Return type: Tuple[None, Generator, None]
Returns: A three tuple with None, the torch generator, and None.

split_complex(x)[source]

Split a complex tensor into real and imaginary part.

Return type: Tuple[FloatTensor, FloatTensor]

split_list_in_batches_iter(input_list, batch_size)[source]

Split a list of instances in batches of size batch_size.

Return type: Iterable[List[~X]]

tensor_product(*tensors)[source]

Compute element-wise product of tensors in broadcastable shape.

Return type: FloatTensor

tensor_sum(*tensors)[source]

Compute element-wise sum of tensors in broadcastable shape.

Return type: FloatTensor

triple_tensor_to_set(tensor)[source]

Convert a tensor of triples to a set of int-tuples.

Return type: Set[Tuple[int, …]]

unpack_singletons(*xs)[source]

Unpack sequences of length one.

Parameters: xs (Tuple[~X]) – A sequence of tuples of length 1 or more
Return type: Sequence[Union[~X, Tuple[~X]]]
Returns: An unpacked sequence of sequences

>>> unpack_singletons((1,), (1, 2), (1, 2, 3))
(1, (1, 2), (1, 2, 3))

upgrade_to_sequence(x)[source]

Ensure that the input is a sequence.

Note

While strings are technically also a sequence, i.e.,

isinstance("test", typing.Sequence) is True

this may lead to unexpected behaviour when calling upgrade_to_sequence(“test”). We thus handle strings as non-sequences. To recover the other behavior, the following may be used:

upgrade_to_sequence(tuple("test"))

Parameters: x (Union[~X, Sequence[~X]]) – A literal or sequence of literals
Return type: Sequence[~X]
Returns: If a literal was given, a one element tuple with it in it. Otherwise, return the given value.

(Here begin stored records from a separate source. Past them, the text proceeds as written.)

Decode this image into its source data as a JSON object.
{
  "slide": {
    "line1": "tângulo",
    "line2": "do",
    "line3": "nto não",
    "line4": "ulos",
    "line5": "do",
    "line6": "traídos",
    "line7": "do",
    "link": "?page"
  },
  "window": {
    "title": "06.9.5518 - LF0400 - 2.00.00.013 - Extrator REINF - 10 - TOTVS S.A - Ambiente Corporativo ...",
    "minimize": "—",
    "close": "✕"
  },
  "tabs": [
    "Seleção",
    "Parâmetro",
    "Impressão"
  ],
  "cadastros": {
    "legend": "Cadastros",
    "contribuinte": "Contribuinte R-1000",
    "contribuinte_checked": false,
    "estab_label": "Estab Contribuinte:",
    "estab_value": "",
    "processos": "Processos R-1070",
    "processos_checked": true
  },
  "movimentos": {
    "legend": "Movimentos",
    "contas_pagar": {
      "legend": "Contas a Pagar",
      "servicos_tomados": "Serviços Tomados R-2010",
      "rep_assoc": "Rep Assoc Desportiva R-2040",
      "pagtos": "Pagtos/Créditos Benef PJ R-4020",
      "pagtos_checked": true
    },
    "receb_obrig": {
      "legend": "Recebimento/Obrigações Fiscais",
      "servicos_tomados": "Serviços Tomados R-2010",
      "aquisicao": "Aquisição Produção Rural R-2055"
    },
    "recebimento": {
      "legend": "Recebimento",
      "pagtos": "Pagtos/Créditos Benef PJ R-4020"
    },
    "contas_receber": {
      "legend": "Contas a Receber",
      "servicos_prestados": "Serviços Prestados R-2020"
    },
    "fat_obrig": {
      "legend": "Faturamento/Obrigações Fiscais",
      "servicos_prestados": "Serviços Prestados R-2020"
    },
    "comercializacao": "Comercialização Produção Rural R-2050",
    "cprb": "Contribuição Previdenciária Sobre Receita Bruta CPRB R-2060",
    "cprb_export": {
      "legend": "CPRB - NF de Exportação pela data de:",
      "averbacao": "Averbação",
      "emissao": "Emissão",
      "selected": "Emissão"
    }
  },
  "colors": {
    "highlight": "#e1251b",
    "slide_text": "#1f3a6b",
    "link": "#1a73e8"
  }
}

>>> upgrade_to_sequence(1)
(1,)
>>> upgrade_to_sequence((1, 2, 3))
(1, 2, 3)
>>> upgrade_to_sequence("test")
('test',)
>>> upgrade_to_sequence(tuple("test"))
('t', 'e', 's', 't')

view_complex(x)[source]

Convert a PyKEEN complex tensor representation into a torch one.

Return type: Tensor

env(file=None)[source]

Print the env or output as HTML if in Jupyter.

Param: The file to print to if not in a Jupyter setting. Defaults to sys.stdout
Returns: A IPython.display.HTML if in a Jupyter notebook setting, otherwise none.

Version information for PyKEEN.

get_git_branch()[source]

Get the PyKEEN branch, if installed from git in editable mode.

Return type: Optional[str]
Returns: Returns the name of the current branch, or None if not installed in development mode.

get_git_hash(terse=True)[source]

Get the PyKEEN git hash.

Return type: str
Returns: The git hash, equals ‘UNHASHED’ if encountered CalledProcessError, signifying that the code is not installed in development mode.

get_version(with_git_hash=False)[source]

Get the PyKEEN version string, including a git hash.

Parameters: with_git_hash (bool) – If set to True, the git hash will be appended to the version.
Return type: str
Returns: The PyKEEN version as well as the git hash, if the parameter with_git_hash was set to true.